Ambassador Xie Feng: What the U.S. side is having in mind is not competition but bullying
2024/04/21 19:32


On April 19, 2024, Chinese Ambassador to the United States Xie Feng visited Harvard University and had a fireside chat with Founding Dean of Harvard Kennedy School Prof. Graham Allison.

Ambassador Xie noted that there is indeed competition between China and the United States. The Chinese people do not shy away from competition, but any competition must be fair. It should be like competing for excellence in a racing field, not beating one another in a wrestling ring. What the U.S. side is having in mind, though, is not competition, but bullying. By slapping sanctions on Chinese companies according to its own domestic law, the U.S. side is basically keeping Chinese players out of the game even before it starts. The U.S. side has also forced other countries to ban exports of certain devices and technologies to China, for instance, lithography machines. This is just like asking others to run barefooted or on straw slippers while one wears high-tech track shoes in a race. But even when barefooted, some top Chinese players, such as producers of electric vehicles, lithium-ion batteries and photovoltaic products, have managed to take the lead. The U.S. side, however, then accuses them of being “overcompetent”, causing “overcapacity” and posing a threat to other contestants, demanding they quit the game. This is not fair.

Ambassador Xie further pointed out that competition is not the entirety of the China-U.S. relationship, as the two countries have cooperation in many areas. The relationship should not be simply defined by competition. If we allow competition to dominate China-U.S. relations, it would only give rise to strategic risks. No one would come out as a winner.

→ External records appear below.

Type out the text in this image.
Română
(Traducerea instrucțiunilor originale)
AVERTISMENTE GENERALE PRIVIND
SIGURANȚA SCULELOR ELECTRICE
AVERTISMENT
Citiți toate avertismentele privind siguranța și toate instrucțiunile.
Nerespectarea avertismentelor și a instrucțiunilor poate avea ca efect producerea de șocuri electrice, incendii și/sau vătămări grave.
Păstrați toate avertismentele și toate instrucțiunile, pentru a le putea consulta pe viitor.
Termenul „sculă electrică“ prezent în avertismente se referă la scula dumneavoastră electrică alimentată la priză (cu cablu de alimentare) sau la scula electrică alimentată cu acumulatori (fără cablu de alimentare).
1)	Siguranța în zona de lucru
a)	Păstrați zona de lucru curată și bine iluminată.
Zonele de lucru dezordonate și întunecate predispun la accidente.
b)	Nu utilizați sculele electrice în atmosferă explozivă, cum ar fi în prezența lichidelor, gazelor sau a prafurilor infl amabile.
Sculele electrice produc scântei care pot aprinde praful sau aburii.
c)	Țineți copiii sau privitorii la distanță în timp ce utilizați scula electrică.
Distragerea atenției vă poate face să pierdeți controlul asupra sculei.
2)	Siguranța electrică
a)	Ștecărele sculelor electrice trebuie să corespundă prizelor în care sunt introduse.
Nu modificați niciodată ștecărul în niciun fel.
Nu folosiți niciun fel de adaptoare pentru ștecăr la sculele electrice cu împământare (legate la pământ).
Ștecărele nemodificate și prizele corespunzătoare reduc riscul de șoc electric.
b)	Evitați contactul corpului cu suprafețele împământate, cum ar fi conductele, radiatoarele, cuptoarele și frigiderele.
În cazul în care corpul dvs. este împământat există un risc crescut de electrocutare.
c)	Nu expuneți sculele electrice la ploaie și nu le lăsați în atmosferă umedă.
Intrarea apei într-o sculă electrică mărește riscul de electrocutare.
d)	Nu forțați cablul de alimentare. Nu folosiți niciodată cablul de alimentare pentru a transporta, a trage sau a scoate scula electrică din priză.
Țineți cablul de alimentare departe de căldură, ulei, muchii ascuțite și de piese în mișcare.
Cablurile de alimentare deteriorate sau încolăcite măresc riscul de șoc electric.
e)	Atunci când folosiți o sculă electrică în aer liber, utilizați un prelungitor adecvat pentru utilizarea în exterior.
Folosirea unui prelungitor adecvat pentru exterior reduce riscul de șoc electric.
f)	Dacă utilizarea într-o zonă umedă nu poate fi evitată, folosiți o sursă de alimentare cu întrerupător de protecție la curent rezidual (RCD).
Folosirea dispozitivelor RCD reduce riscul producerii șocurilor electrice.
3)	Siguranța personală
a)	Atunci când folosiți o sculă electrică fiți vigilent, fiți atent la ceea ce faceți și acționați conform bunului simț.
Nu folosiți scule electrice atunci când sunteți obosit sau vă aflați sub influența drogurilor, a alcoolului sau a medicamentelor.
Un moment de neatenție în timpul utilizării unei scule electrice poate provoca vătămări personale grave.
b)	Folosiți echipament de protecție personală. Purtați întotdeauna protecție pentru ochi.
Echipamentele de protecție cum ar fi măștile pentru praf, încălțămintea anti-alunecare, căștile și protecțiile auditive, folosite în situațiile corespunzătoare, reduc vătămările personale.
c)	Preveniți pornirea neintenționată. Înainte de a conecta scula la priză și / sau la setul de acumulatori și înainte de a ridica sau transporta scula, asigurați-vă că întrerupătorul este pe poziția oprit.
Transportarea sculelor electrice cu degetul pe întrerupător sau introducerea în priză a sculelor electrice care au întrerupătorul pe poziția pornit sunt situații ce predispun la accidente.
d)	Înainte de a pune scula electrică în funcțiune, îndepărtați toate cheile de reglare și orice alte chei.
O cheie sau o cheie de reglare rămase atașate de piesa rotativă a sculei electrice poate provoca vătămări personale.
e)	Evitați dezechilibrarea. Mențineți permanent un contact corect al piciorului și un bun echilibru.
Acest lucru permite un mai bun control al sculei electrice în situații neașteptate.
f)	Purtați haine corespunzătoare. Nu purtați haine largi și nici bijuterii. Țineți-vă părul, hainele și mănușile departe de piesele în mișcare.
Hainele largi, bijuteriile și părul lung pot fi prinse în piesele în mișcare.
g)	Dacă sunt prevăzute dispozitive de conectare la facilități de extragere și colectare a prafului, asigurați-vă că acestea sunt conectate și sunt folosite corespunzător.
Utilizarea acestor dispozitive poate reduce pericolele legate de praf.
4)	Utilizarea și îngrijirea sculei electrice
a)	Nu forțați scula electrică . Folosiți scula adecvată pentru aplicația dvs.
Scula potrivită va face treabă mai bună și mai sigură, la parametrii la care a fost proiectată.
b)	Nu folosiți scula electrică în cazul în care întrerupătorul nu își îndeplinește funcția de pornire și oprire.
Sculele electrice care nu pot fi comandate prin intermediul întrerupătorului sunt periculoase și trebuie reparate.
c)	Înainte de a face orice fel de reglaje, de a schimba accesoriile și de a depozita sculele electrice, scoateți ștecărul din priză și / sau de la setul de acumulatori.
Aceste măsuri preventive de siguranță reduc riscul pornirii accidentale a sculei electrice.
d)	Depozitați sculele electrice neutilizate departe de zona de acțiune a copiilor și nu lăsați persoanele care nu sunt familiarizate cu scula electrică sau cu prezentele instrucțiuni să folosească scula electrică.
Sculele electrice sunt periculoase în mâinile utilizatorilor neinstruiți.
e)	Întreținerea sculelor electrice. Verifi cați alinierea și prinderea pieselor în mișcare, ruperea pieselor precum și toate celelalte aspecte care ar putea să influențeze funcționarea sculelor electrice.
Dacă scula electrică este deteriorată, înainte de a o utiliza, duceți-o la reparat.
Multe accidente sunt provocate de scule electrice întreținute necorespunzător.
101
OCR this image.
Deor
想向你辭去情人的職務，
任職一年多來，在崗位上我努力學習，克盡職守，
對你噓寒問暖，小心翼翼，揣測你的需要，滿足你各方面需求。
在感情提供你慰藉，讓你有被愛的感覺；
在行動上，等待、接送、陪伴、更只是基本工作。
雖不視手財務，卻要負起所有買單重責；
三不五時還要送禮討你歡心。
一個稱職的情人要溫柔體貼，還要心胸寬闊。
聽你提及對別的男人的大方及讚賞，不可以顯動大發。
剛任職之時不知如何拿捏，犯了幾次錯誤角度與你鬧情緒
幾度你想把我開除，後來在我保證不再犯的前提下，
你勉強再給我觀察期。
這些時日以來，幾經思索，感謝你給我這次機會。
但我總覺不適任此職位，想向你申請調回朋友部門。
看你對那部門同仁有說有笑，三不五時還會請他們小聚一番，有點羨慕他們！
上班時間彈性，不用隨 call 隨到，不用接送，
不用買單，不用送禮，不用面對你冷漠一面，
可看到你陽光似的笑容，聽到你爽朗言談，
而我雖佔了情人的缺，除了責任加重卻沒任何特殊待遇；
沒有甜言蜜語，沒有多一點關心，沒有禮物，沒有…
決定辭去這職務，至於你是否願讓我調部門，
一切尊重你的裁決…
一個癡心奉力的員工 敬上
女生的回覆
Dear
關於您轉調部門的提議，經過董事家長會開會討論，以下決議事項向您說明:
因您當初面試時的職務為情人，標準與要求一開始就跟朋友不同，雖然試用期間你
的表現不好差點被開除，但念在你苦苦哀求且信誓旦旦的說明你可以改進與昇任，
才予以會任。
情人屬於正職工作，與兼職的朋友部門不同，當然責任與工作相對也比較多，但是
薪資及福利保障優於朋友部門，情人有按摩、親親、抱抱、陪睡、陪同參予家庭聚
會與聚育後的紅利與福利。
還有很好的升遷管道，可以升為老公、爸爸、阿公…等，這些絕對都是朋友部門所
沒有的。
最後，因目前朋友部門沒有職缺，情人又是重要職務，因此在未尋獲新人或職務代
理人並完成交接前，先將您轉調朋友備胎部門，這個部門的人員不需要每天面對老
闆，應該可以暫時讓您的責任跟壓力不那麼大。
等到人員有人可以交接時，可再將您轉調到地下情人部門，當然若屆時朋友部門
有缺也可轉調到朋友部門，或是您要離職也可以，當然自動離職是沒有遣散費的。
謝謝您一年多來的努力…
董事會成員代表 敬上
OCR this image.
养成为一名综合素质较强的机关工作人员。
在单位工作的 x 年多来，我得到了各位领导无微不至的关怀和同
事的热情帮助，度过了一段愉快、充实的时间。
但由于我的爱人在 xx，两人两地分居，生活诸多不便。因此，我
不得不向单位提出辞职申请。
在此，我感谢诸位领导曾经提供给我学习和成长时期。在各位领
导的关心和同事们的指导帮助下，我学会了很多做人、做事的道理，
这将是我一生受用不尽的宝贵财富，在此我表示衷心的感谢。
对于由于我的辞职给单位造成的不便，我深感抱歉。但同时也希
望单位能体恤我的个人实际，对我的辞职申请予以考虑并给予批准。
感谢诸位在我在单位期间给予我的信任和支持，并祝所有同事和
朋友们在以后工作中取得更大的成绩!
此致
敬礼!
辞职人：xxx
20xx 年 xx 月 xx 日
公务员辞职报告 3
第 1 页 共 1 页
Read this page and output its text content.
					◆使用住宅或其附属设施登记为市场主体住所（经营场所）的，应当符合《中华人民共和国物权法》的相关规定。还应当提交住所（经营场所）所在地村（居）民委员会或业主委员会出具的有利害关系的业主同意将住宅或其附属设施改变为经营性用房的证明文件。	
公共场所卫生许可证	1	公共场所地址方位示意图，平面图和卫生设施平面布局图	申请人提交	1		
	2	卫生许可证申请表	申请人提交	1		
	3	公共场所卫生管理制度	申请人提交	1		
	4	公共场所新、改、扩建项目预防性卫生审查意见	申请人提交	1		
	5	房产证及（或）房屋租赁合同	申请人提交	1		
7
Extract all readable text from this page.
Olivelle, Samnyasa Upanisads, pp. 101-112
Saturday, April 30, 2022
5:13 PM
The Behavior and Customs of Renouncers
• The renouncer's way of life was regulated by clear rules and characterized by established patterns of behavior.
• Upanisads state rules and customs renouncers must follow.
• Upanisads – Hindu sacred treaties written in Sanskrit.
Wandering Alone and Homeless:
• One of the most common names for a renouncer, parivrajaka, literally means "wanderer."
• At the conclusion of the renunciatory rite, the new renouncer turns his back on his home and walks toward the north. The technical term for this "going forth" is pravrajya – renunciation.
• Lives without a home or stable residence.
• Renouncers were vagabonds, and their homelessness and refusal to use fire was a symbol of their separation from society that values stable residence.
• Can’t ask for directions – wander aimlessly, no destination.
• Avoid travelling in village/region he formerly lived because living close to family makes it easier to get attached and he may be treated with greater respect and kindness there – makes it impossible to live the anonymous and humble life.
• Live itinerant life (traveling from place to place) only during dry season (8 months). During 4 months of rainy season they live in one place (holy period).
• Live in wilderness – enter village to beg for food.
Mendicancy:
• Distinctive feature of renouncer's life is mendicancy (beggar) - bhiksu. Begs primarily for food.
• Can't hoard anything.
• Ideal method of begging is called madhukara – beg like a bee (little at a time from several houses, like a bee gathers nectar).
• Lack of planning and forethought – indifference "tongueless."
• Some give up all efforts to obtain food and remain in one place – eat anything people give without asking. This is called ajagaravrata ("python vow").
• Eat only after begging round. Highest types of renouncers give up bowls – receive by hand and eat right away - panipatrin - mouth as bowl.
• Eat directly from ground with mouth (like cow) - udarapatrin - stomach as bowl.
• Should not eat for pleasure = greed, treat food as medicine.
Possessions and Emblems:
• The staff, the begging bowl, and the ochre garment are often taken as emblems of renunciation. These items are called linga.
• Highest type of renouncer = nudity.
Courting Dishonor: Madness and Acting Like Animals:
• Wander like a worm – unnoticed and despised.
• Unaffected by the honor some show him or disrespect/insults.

It would be self-deluding to suppress and encircle China in the name of competition on one hand, and try to manage competition and avoid direct conflict on the other. If we only aim at the minimum goal of avoiding conflict in China-U.S. relations, then we would not be far away from going into one. This is like racing cars on a cliff's edge, where conceited drivers are most likely to end up falling into the abyss below. No amount of guardrails would be enough to put a floor under the relationship then.